Comment se transmet l'hépatite B ?

- Le VHB est un virus extrêmement résistant et beaucoup plus contagieux que celui du sida ou de l'hépatite C. Il se transmet surtout par voie sexuelle, mais également par voie sanguine (piqûre d'aiguille contaminée, tatouages, piercing, personnes blessées ou soignées), ou encore de la mère à l'enfant lors de l'accouchement. La transmission verticale mère/enfant s'opère essentiellement pendant l'accouchement au passage de la filière génitale, par contact avec le sang(1). « La contamination horizontale non sexuelle par la salive ou le partage d'objets personnels (rasoirs, brosse à dents...) est possible mais plus rare dans nos pays, explique le Pr Didier Samuel. Elle est beaucoup plus fréquente dans les régions de forte endémie, comme c'est le cas de certains pays d'Asie ou d'Afrique. Toutefois, si la source est très contaminante (réplication très forte)(2) et si l'environnement est propice (conduites à risque), cette forme de contamination non sexuelle est possible et ne doit pas être négligée. » La période d'incubation est asymptomatique et dure de 2 à 6 mois. Dans la phase aiguë, la maladie peut prendre l'aspect d'une jaunisse associée à de la fièvre et à une grande fatigue. Toutefois, elle reste le plus souvent silencieuse. Dans ce cas, le malade est contagieux sans le savoir et présente un risque accru de contamination pour ses partenaires sexuels, voire son entourage familial.

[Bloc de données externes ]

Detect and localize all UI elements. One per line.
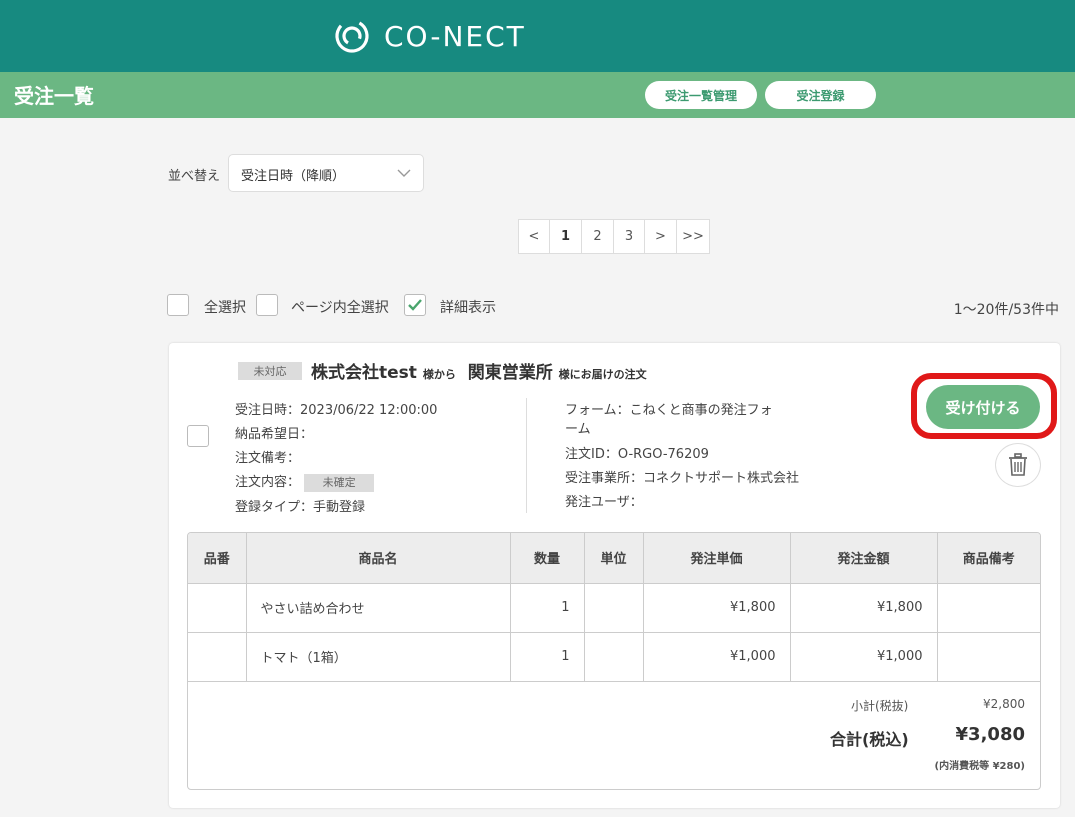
page-last-button[interactable]: >> bbox=[677, 220, 709, 253]
cell-amount: ¥1,000 bbox=[790, 632, 938, 682]
cell-unit bbox=[584, 583, 644, 633]
table-row: やさい詰め合わせ 1 ¥1,800 ¥1,800 bbox=[188, 583, 1040, 633]
page-1-button[interactable]: 1 bbox=[550, 220, 582, 253]
pagination: < 1 2 3 > >> bbox=[518, 219, 710, 254]
receiving-office: 受注事業所：コネクトサポート株式会社 bbox=[565, 471, 800, 486]
select-all-checkbox[interactable] bbox=[167, 294, 189, 316]
from-suffix: 様から bbox=[422, 368, 456, 381]
page-title: 受注一覧 bbox=[14, 84, 94, 108]
total-value: ¥3,080 bbox=[955, 724, 1025, 745]
order-register-button[interactable]: 受注登録 bbox=[765, 81, 876, 109]
order-list-manage-button[interactable]: 受注一覧管理 bbox=[645, 81, 757, 109]
order-date: 受注日時：2023/06/22 12:00:00 bbox=[235, 403, 438, 418]
order-form-line1: フォーム：こねくと商事の発注フォ bbox=[565, 403, 773, 418]
sort-label: 並べ替え bbox=[168, 169, 221, 184]
detail-view-label: 詳細表示 bbox=[440, 300, 496, 316]
check-icon bbox=[408, 299, 422, 311]
order-form-line2: ーム bbox=[565, 422, 591, 437]
table-row: トマト（1箱） 1 ¥1,000 ¥1,000 bbox=[188, 632, 1040, 682]
cell-item-no bbox=[188, 583, 247, 633]
destination-name: 関東営業所 bbox=[467, 363, 553, 383]
subtotal-value: ¥2,800 bbox=[983, 697, 1025, 711]
order-content-label: 注文内容： bbox=[235, 475, 301, 490]
destination-suffix: 様にお届けの注文 bbox=[558, 368, 647, 381]
page-2-button[interactable]: 2 bbox=[582, 220, 614, 253]
order-id: 注文ID：O-RGO-76209 bbox=[565, 447, 709, 462]
register-type: 登録タイプ：手動登録 bbox=[235, 500, 366, 515]
subtotal-label: 小計(税抜) bbox=[851, 699, 909, 713]
select-page-label: ページ内全選択 bbox=[291, 300, 389, 316]
cell-unit-price: ¥1,000 bbox=[643, 632, 791, 682]
cell-item-no bbox=[188, 632, 247, 682]
status-badge: 未対応 bbox=[238, 362, 302, 380]
detail-view-checkbox[interactable] bbox=[404, 294, 426, 316]
sort-select-value: 受注日時（降順） bbox=[241, 169, 346, 184]
cell-unit-price: ¥1,800 bbox=[643, 583, 791, 633]
ordering-user: 発注ユーザ： bbox=[565, 495, 643, 510]
brand-name: CO-NECT bbox=[384, 19, 526, 53]
order-content: 注文内容： 未確定 bbox=[235, 471, 375, 492]
total-label: 合計(税込) bbox=[830, 730, 909, 749]
col-header-amount: 発注金額 bbox=[790, 533, 938, 584]
sort-select[interactable]: 受注日時（降順） bbox=[228, 154, 424, 192]
col-header-quantity: 数量 bbox=[510, 533, 585, 584]
top-header bbox=[0, 0, 1075, 72]
col-header-item-note: 商品備考 bbox=[937, 533, 1040, 584]
delete-order-button[interactable] bbox=[995, 443, 1041, 487]
col-header-product: 商品名 bbox=[246, 533, 511, 584]
order-items-table: 品番 商品名 数量 単位 発注単価 発注金額 商品備考 やさい詰め合わせ 1 ¥… bbox=[187, 532, 1041, 790]
tax-note: (内消費税等 ¥280) bbox=[934, 761, 1025, 772]
order-note: 注文備考： bbox=[235, 451, 301, 466]
brand-logo-group[interactable]: CO-NECT bbox=[334, 16, 526, 56]
delivery-date: 納品希望日： bbox=[235, 427, 314, 442]
cell-item-note bbox=[937, 632, 1040, 682]
col-header-unit: 単位 bbox=[584, 533, 644, 584]
order-headline: 株式会社test 様から 関東営業所 様にお届けの注文 bbox=[311, 358, 647, 383]
cell-quantity: 1 bbox=[510, 632, 585, 682]
col-header-unit-price: 発注単価 bbox=[643, 533, 791, 584]
select-all-label: 全選択 bbox=[204, 300, 246, 316]
co-nect-logo-icon bbox=[335, 19, 369, 53]
cell-amount: ¥1,800 bbox=[790, 583, 938, 633]
sub-header bbox=[0, 72, 1075, 118]
result-count: 1〜20件/53件中 bbox=[953, 302, 1059, 318]
info-divider bbox=[526, 398, 527, 513]
cell-product: トマト（1箱） bbox=[246, 632, 511, 682]
page-3-button[interactable]: 3 bbox=[614, 220, 645, 253]
trash-icon bbox=[1009, 453, 1027, 476]
cell-item-note bbox=[937, 583, 1040, 633]
col-header-item-no: 品番 bbox=[188, 533, 247, 584]
table-header-row: 品番 商品名 数量 単位 発注単価 発注金額 商品備考 bbox=[188, 533, 1040, 584]
chevron-down-icon bbox=[397, 169, 411, 177]
select-page-checkbox[interactable] bbox=[256, 294, 278, 316]
cell-unit bbox=[584, 632, 644, 682]
page-next-button[interactable]: > bbox=[645, 220, 677, 253]
page-prev-button[interactable]: < bbox=[519, 220, 550, 253]
cell-quantity: 1 bbox=[510, 583, 585, 633]
order-content-badge: 未確定 bbox=[304, 473, 375, 492]
order-checkbox[interactable] bbox=[187, 425, 209, 447]
company-name: 株式会社test bbox=[311, 363, 417, 383]
accept-order-button[interactable]: 受け付ける bbox=[926, 385, 1040, 429]
cell-product: やさい詰め合わせ bbox=[246, 583, 511, 633]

(1) Un nourrisson contaminé par sa mère a 90 % de risque de rester porteur chronique du VHB. La vaccination prophylactique protège 95 % des nourrissons sans effets secondaires.

(2) Le VHB se réplique jusqu'à 1 milliard de copies. Par comparaison, celui du VHC atteint entre 1 à 2 millions de copies.

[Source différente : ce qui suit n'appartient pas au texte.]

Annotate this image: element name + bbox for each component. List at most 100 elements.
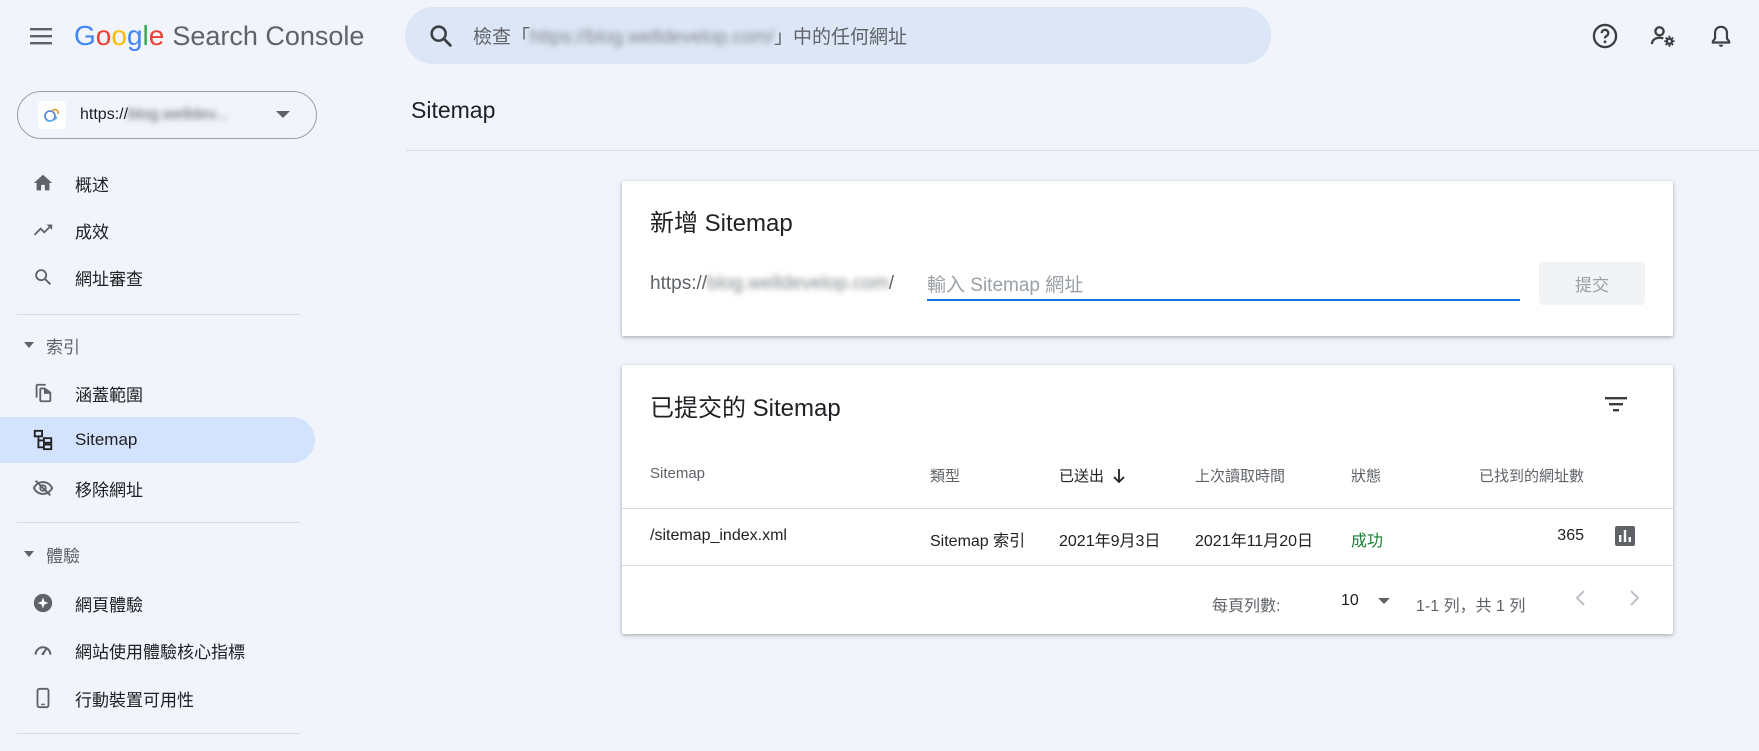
speedometer-icon <box>32 639 54 661</box>
submitted-sitemaps-title: 已提交的 Sitemap <box>650 395 841 422</box>
search-placeholder-url: https://blog.welldevelop.com/ <box>530 27 774 48</box>
bar-chart-icon[interactable] <box>1614 525 1636 547</box>
column-header-status[interactable]: 狀態 <box>1351 465 1381 486</box>
property-url-domain: blog.welldev... <box>128 106 229 123</box>
pagination-range: 1-1 列，共 1 列 <box>1416 598 1526 615</box>
sidebar-item-overview[interactable]: 概述 <box>0 160 315 206</box>
chevron-left-icon <box>1575 590 1585 606</box>
sidebar-item-label: 移除網址 <box>75 480 143 500</box>
menu-icon[interactable] <box>26 24 56 48</box>
last-read-cell: 2021年11月20日 <box>1195 533 1314 550</box>
sidebar-item-label: 涵蓋範圍 <box>75 385 143 405</box>
sidebar-divider <box>17 522 300 523</box>
url-inspection-search-bar[interactable]: 檢查「https://blog.welldevelop.com/」中的任何網址 <box>405 7 1271 64</box>
page-title: Sitemap <box>411 97 496 123</box>
home-icon <box>32 172 54 194</box>
sidebar-divider <box>17 733 300 734</box>
sidebar-section-label: 索引 <box>46 337 80 357</box>
column-header-type[interactable]: 類型 <box>930 465 960 486</box>
sidebar-item-label: 概述 <box>75 175 109 195</box>
sidebar-item-mobile-usability[interactable]: 行動裝置可用性 <box>0 675 315 721</box>
add-sitemap-card: 新增 Sitemap https://blog.welldevelop.com/… <box>622 181 1673 336</box>
search-placeholder-prefix: 檢查「 <box>473 27 531 48</box>
previous-page-button[interactable] <box>1565 582 1597 614</box>
sidebar-item-removals[interactable]: 移除網址 <box>0 465 315 511</box>
sitemap-url-prefix-scheme: https:// <box>650 273 708 294</box>
search-icon <box>427 22 455 50</box>
next-page-button[interactable] <box>1618 582 1650 614</box>
logo-letter: o <box>111 20 127 51</box>
add-circle-icon <box>32 592 54 614</box>
caret-down-icon <box>24 342 34 348</box>
top-actions <box>1585 16 1759 56</box>
sitemap-url-prefix-slash: / <box>888 273 894 294</box>
sidebar-section-experience[interactable]: 體驗 <box>0 536 300 572</box>
property-selector[interactable]: https://blog.welldev... <box>17 91 317 139</box>
sitemap-url-input[interactable] <box>927 269 1520 301</box>
eye-off-icon <box>32 477 54 499</box>
submitted-date-cell: 2021年9月3日 <box>1059 533 1161 550</box>
submit-button[interactable]: 提交 <box>1539 262 1645 305</box>
sidebar-item-url-inspection[interactable]: 網址審查 <box>0 254 315 300</box>
logo-letter: G <box>74 20 96 51</box>
urls-found-cell: 365 <box>1557 527 1584 544</box>
sidebar-item-core-web-vitals[interactable]: 網站使用體驗核心指標 <box>0 627 315 673</box>
help-icon[interactable] <box>1585 16 1625 56</box>
sidebar-divider <box>17 314 300 315</box>
column-header-last-read[interactable]: 上次讀取時間 <box>1195 465 1285 486</box>
sidebar-item-label: Sitemap <box>75 430 138 449</box>
sitemap-icon <box>32 429 54 451</box>
column-header-sitemap[interactable]: Sitemap <box>650 465 705 482</box>
add-sitemap-title: 新增 Sitemap <box>650 210 793 237</box>
arrow-down-icon <box>1112 468 1126 484</box>
rows-per-page-value: 10 <box>1341 592 1359 609</box>
caret-down-icon <box>24 551 34 557</box>
bell-icon[interactable] <box>1701 16 1741 56</box>
chevron-right-icon <box>1630 590 1640 606</box>
sidebar-item-page-experience[interactable]: 網頁體驗 <box>0 580 315 626</box>
google-search-console-logo[interactable]: Google Search Console <box>74 20 364 52</box>
top-app-bar: Google Search Console 檢查「https://blog.we… <box>0 0 1759 72</box>
copy-icon <box>32 382 54 404</box>
sidebar-item-label: 網址審查 <box>75 269 143 289</box>
column-header-label: 已送出 <box>1059 468 1105 485</box>
column-header-submitted[interactable]: 已送出 <box>1059 465 1126 486</box>
chevron-down-icon <box>1378 598 1390 604</box>
property-url-scheme: https:// <box>80 106 129 123</box>
sidebar-item-label: 網頁體驗 <box>75 595 143 615</box>
chevron-down-icon <box>276 111 290 118</box>
filter-icon[interactable] <box>1601 389 1631 419</box>
user-settings-icon[interactable] <box>1643 16 1683 56</box>
logo-letter: g <box>126 20 143 51</box>
sidebar-section-index[interactable]: 索引 <box>0 327 300 363</box>
phone-icon <box>32 687 54 709</box>
rows-per-page-label: 每頁列數: <box>1212 598 1281 615</box>
logo-letter: o <box>95 20 112 51</box>
sitemap-path-cell: /sitemap_index.xml <box>650 527 787 544</box>
site-favicon-icon <box>38 101 66 129</box>
submitted-sitemaps-card: 已提交的 Sitemap Sitemap 類型 已送出 上次讀取時間 狀態 已找… <box>622 365 1673 634</box>
sitemap-url-prefix: https://blog.welldevelop.com/ <box>650 273 894 295</box>
sidebar-item-coverage[interactable]: 涵蓋範圍 <box>0 370 315 416</box>
type-cell: Sitemap 索引 <box>930 533 1026 550</box>
table-header-divider <box>622 508 1673 509</box>
sidebar-item-label: 行動裝置可用性 <box>75 690 194 710</box>
trending-up-icon <box>32 219 54 241</box>
table-row-divider <box>622 565 1673 566</box>
property-url: https://blog.welldev... <box>80 106 228 124</box>
search-placeholder-suffix: 」中的任何網址 <box>773 27 907 48</box>
column-header-urls-found[interactable]: 已找到的網址數 <box>1479 465 1584 486</box>
search-placeholder: 檢查「https://blog.welldevelop.com/」中的任何網址 <box>473 22 907 49</box>
sidebar-item-sitemap[interactable]: Sitemap <box>0 417 315 463</box>
sitemap-url-prefix-domain: blog.welldevelop.com <box>707 273 889 294</box>
status-badge: 成功 <box>1351 533 1384 550</box>
logo-letter: e <box>148 20 165 51</box>
sidebar-item-label: 網站使用體驗核心指標 <box>75 642 245 662</box>
product-name: Search Console <box>172 21 365 51</box>
sidebar-section-label: 體驗 <box>46 546 80 566</box>
sidebar-item-performance[interactable]: 成效 <box>0 207 315 253</box>
rows-per-page-select[interactable]: 10 <box>1319 587 1391 615</box>
search-icon <box>32 266 54 288</box>
page-title-divider <box>406 150 1759 151</box>
sidebar-item-label: 成效 <box>75 222 109 242</box>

Des conséquences potentiellement graves

- Environ 10 % des sujets sains qui rencontrent le virus de l'hépatite B développent une forme chronique qui, dans 30 % des cas, évoluera vers des complications potentiellement graves, voire mortelles : cirrhose, cancer du foie. Les personnes âgées ou immunodéprimées ont un risque beaucoup plus élevé (30 à 40 %) d'évoluer vers la chronicité s'ils rencontrent le virus de l'hépatite B. Pour l'ensemble de la population contaminée, il existe un risque de 1 % d'hépatite fulminante mortelle. Cette forme touche plus particulièrement les adultes jeunes en bonne santé et très immunocompétents. Dans ce cas, en effet, la réaction immunitaire contre le virus s'attaque à toutes les cellules hépatiques sans distinction, entraînant une nécrose massive du foie. À l'inverse, lorsque l'immunité est faible, les patients évoluent vers la chronicité, leur immunité n'étant pas capable d'éliminer le virus. Le virus de l'hépatite B est un virus oncogène. Contrairement à l'hépatite C, le virus de l'hépatite B peut donner un cancer du foie d'emblée, sans passer par la cirrhose. Enfin, lorsqu'il a été en contact avec le VHB, un individu peut, même lorsqu'il n'est plus porteur du virus, développer un cancer du foie parce que son organisme a intégré l'ADN du virus dans son génome cellulaire.

Les sujets à risque

- Certaines catégories de personnes sont, du fait de leur situation ou de leurs comportements, particulièrement exposées à la contamination par le VHB. Sont concernées :

-> les usagers de drogue par voie IV ou per-nasale,

-> les adeptes des tatouages ou du piercing,

-> les personnes en contact avec un sujet porteur de l'Ag HBs. Dans ce cas, la vaccination est recommandée au sein de la famille concernée et de la collectivité de proximité, après vérification du statut individuel d'immunisation vis-à-vis du VHB,

-> les personnes infectées par le VIH ou le VHC,

-> les patients hémodialysés chroniques,

-> les patients transfusés chroniques,

-> les patients et personnels des structures accueillant des handicapés mentaux,

-> les personnes hétérosexuelles ou homosexuelles ayant des partenaires sexuels multiples et/ou une maladie sexuellement transmissible récente,

-> les voyageurs en pays de forte endémie,

-> les détenus,

-> les candidats à une greffe.

Source : Rapport d'orientation de la commission d'audition publique, novembre 2004.